Ever since former President George W. Bush put forth a goal for every American to have an electronic health record by 2013, hospitals and health systems across the country have spent millions of dollars purchasing a variety of EHR applications.
What's Happened Until Now
Although the inpatient EHR journey is nowhere near completion, the relaxation of the Stark laws in 2006 has fueled investment in IT, as hospitals began offering subsidized EHRs to community physicians. Almost every hospital seemed to be moving full steam ahead to achieve its digital ambition until the economic downturn of 2008 forced most hospitals to cut back on all capital expenditures and, in many cases, delay previously approved health IT implementations.
In the midst, President Obama signed into law the American Recovery and Reinvestment Act, allocating more than $19 billion to accelerate the adoption of EHR technologies and facilitating nationwide health information exchanges to improve the quality and coordination of care among health care providers, thereby reducing medical errors and duplicative care. Most of the funds -- approximately $17 billion -- will be made available to hospitals and physicians as Medicare and Medicaid incentives for meaningful use of health IT. The remainder of the funding, approximately $2 billion, will be available through competitive grants and loans to support the development of health IT standards, build the infrastructure for health information exchanges, as well as to enhance patient privacy and information security guidelines
Present Realities vs. Future Goods
Needless to say, the president's stimulus bill has outlined ambitious goals for health IT. With a short window -- commencing in 2011 -- to demonstrate meaningful use to collect the Medicare and Medicaid incentives, hospitals will have to speed up EHR implementation across the next two years. Unfortunately, the current economic crisis has hit hospitals hard. Faced with declining margins, hospitals don't have the cash they need now to purchase and implement the necessary health IT technologies that will allow them to collect the incentive payments later. Worse yet, incentive payouts to hospitals pale in comparison with the total cost of implementing the entire suite of EHR technologies, and savings resulting from these investments -- such as reduction in duplicative tests, improved care quality, etc. -- will be realized by the payers, not the hospitals themselves.
Despite the misaligned timing and unfavorable equation between investors (hospitals) and beneficiaries (payers), hospitals and health systems are focused on meeting the mandates laid out in the stimulus bill. Faced with razor-thin margins and limited access to capital, hospitals are prioritizing IT investments over all other capital requirements during this financial downturn. That said, with a slow economic recovery ahead, operating margins may be inadequate to fund the necessary IT investments and hospitals
Unlike clinical technologies that often are leased to avoid purchasing new equipment that soon becomes obsolete, IT has never been a good candidate for leasing. Most hospitals extend the life of their information systems beyond depreciation, making leasing a less economically favorable option. Similarly, bonds are reserved for large construction projects and are not available for financing health IT. Absent viable alternatives for financing IT investments, hospitals may have to rely on their states to secure grants from the Office of the National Coordinator for Health IT and subsequently offer them as low-interest loans to health care providers.
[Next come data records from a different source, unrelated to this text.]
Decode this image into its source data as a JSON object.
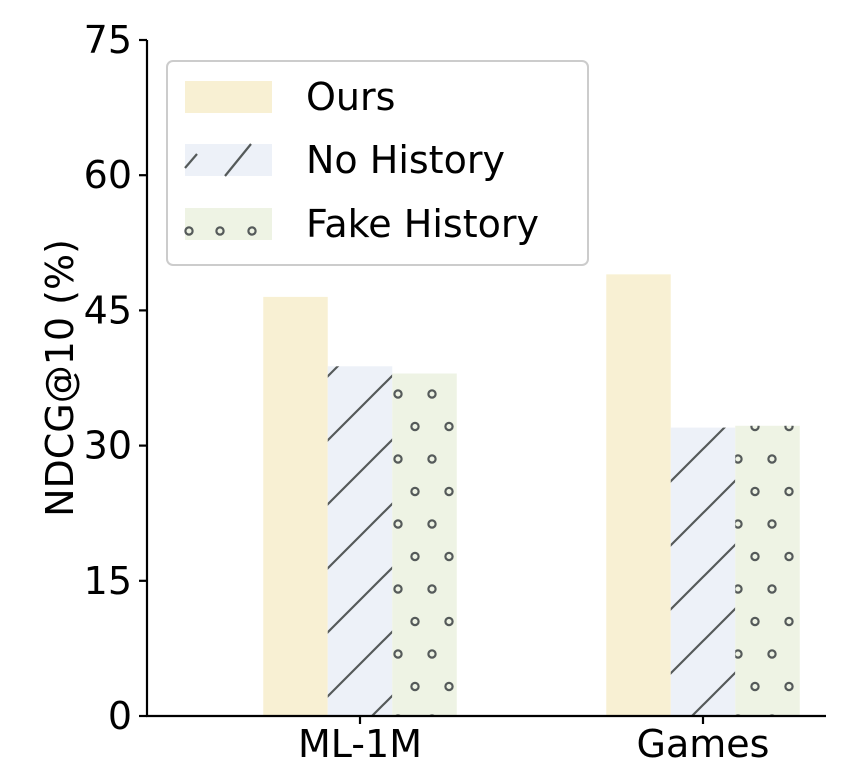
{
  "chart_data": {
    "type": "bar",
    "title": "",
    "xlabel": "",
    "ylabel": "NDCG@10 (%)",
    "categories": [
      "ML-1M",
      "Games"
    ],
    "ylim": [
      0,
      75
    ],
    "yticks": [
      0,
      15,
      30,
      45,
      60,
      75
    ],
    "grid": false,
    "legend_position": "top-left",
    "series": [
      {
        "name": "Ours",
        "values": [
          46.5,
          49.0
        ],
        "color": "#f8f0d3",
        "pattern": "solid"
      },
      {
        "name": "No History",
        "values": [
          38.8,
          32.0
        ],
        "color": "#edf1f8",
        "pattern": "diagonal-hatch"
      },
      {
        "name": "Fake History",
        "values": [
          38.0,
          32.2
        ],
        "color": "#eef3e4",
        "pattern": "circles"
      }
    ],
    "pattern_stroke_color": "#555a5a"
  }
}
Recognizing this capital crunch, a couple of health IT vendors have announced available financing to assist hospitals with EHR implementations.
In April 2009, IBM's Global Financing Division announced $2 billion available in the form of bridge loans for financing high-infrastructure technology projects, including health IT, broadband networks for rural communities and smart electric grids. These funds will be made available in the form of low-interest loans with deferred payment options, allowing institutions to align their payment schedules throughout the course of the project's anticipated benefits. That said, this financing is available only to entities considering technology projects that have a majority portion of IBM hardware, software and technology services components. Financing also can be applied to non-IBM technology as part of a larger IBM solution.
In contrast, GE's commitment of $2 billion is targeted purely at health care -- with most of the funds available for health IT purchases and rural health projects. GE's health IT loans available for hospitals and physicians will carry no interest until the institution begins collecting the Medicare and Medicaid incentives for demonstrating meaningful use. While the definition and certification criteria associated with meaningful use still remain elusive, GE guarantees that its EHRs will meet the government's requirements, regardless of the final details. Similar to IBM's financing contingencies, GE's loans are available only to hospitals and physicians purchasing GE's EHR solutions.
Only time will tell whether such an offering is attractive enough to generate interest from hospitals and physicians; it remains to be seen if this arrangement can truly be a win-win for both health care providers and their vendors alike or whether it will be a failed attempt by the vendor community to expand their clientele and guarantee themselves some of the forthcoming incentive payments.